Se oyó un sonido en el corredor. Con una rapidez asombrosa, la puerta que se veía del otro lado se abrió y se cerró de nuevo de un golpe detrás del hombre que arrojaron allí, el joven esclavo pelirrojo que estaba de pie frente a Lobo del Sol en la cárcel. El prisionero tropezó y abrió los brazos desatados para equilibrarse; por un instante se quedó de pie en el centro de la habitación, mirando con la boca abierta a su alrededor, ojos azules de bebé, muy anchos y duros de miedo.
Luego, giró en redondo con un grito de terror.
Como una larga aguja de fuego, el copo brillante, o lo que fuera, atacó, una visión instantánea de rapidez increíble. El joven se tambaleó, las manos subieron a cubrir uno de los ojos como si algo lo hubiera picado. Al instante siguiente, se oían sus alaridos a través de la piedra y el vidrio de la pared.
Lo que siguió fue terrible, terrorífico hasta para un mercenario inmune a todas las formas en que los hombres se mataban unos a otros. El muchacho se dobló en dos, aferrándose el ojo y sus gritos subieron hasta llegar a un pico de terror enloquecido. Empezó a correr mientras se clavaba las uñas en el rostro, a ciegas, y tropezaba contra las paredes.
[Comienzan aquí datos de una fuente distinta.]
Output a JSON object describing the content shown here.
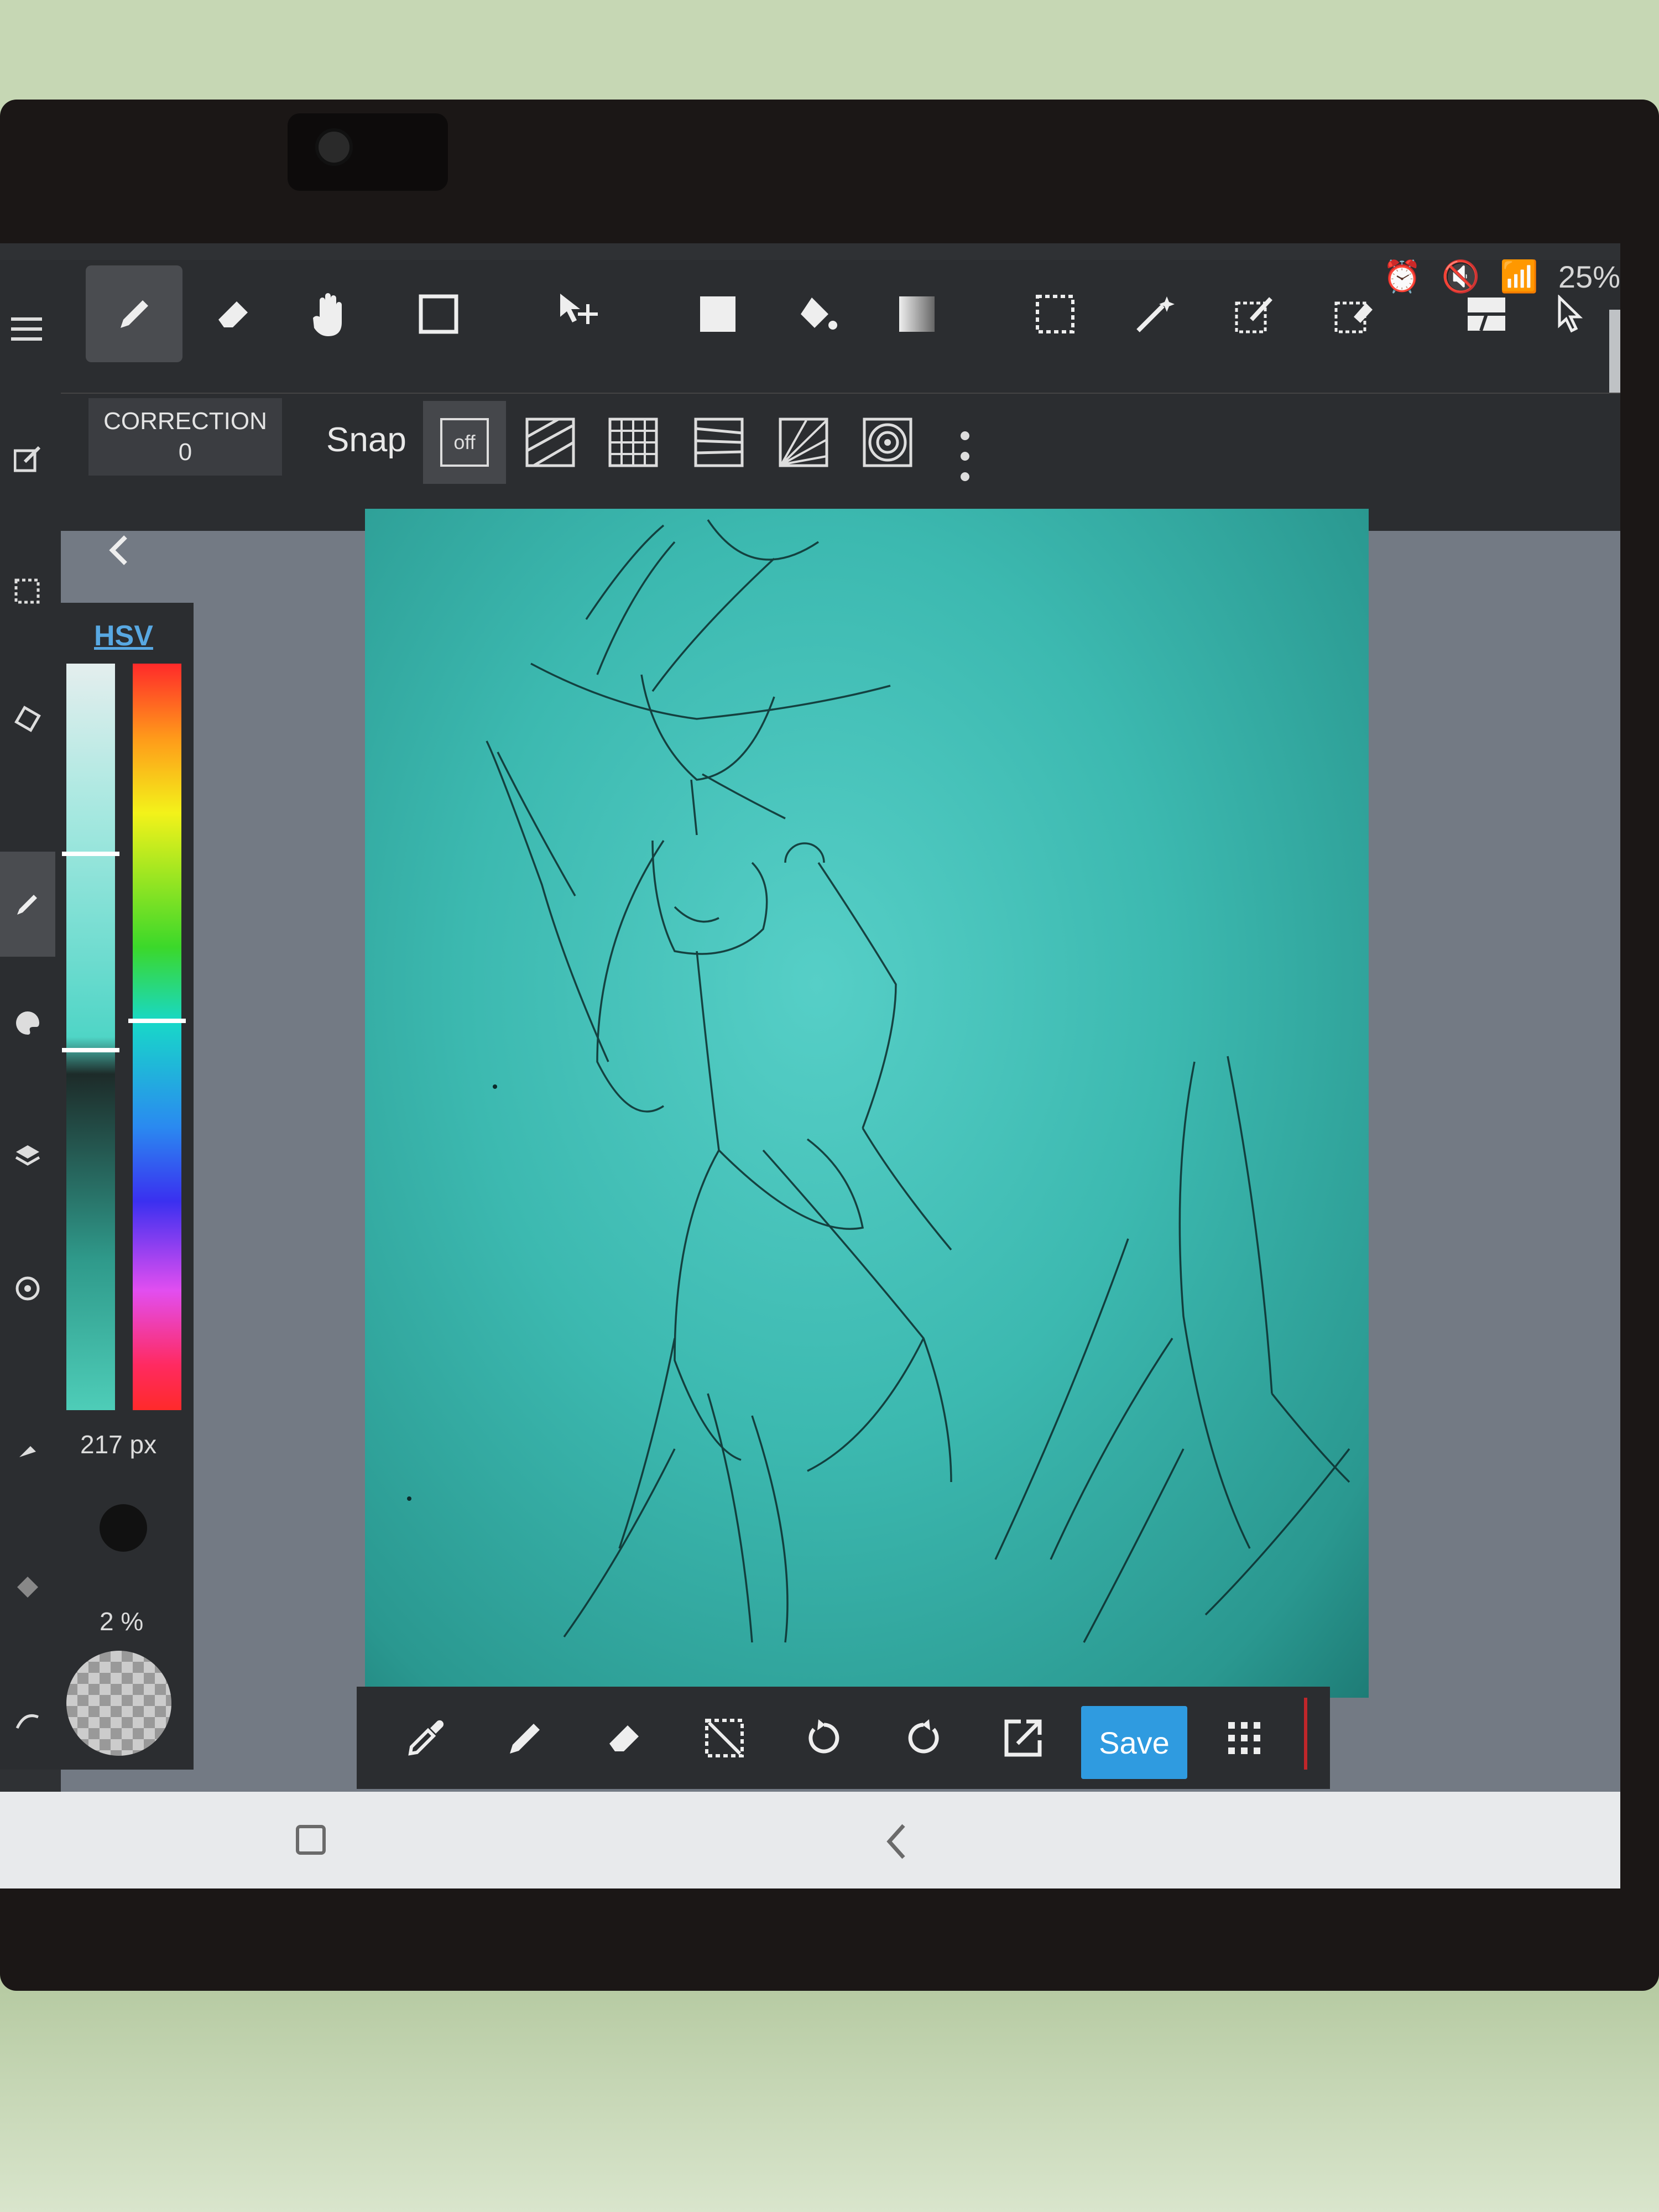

Lobo vio un hilo de sangre que caía por entre los dedos crispados mientras las rodillas del muchacho se doblaban. Registró, con una conciencia clara, clínica, el progreso del dolor por las sacudidas y las vueltas del cuerpo del muchacho en el suelo y por la agonía cada vez más aguda y el horror de sus alaridos. Notó cómo picaban y cavaban los dedos enloquecidos, cómo los miembros indefensos se sacudían en todas direcciones y cómo la espalda se curvaba en un arco.
Pareció durar años. El muchacho rodaba por el suelo, aullando…, aullando…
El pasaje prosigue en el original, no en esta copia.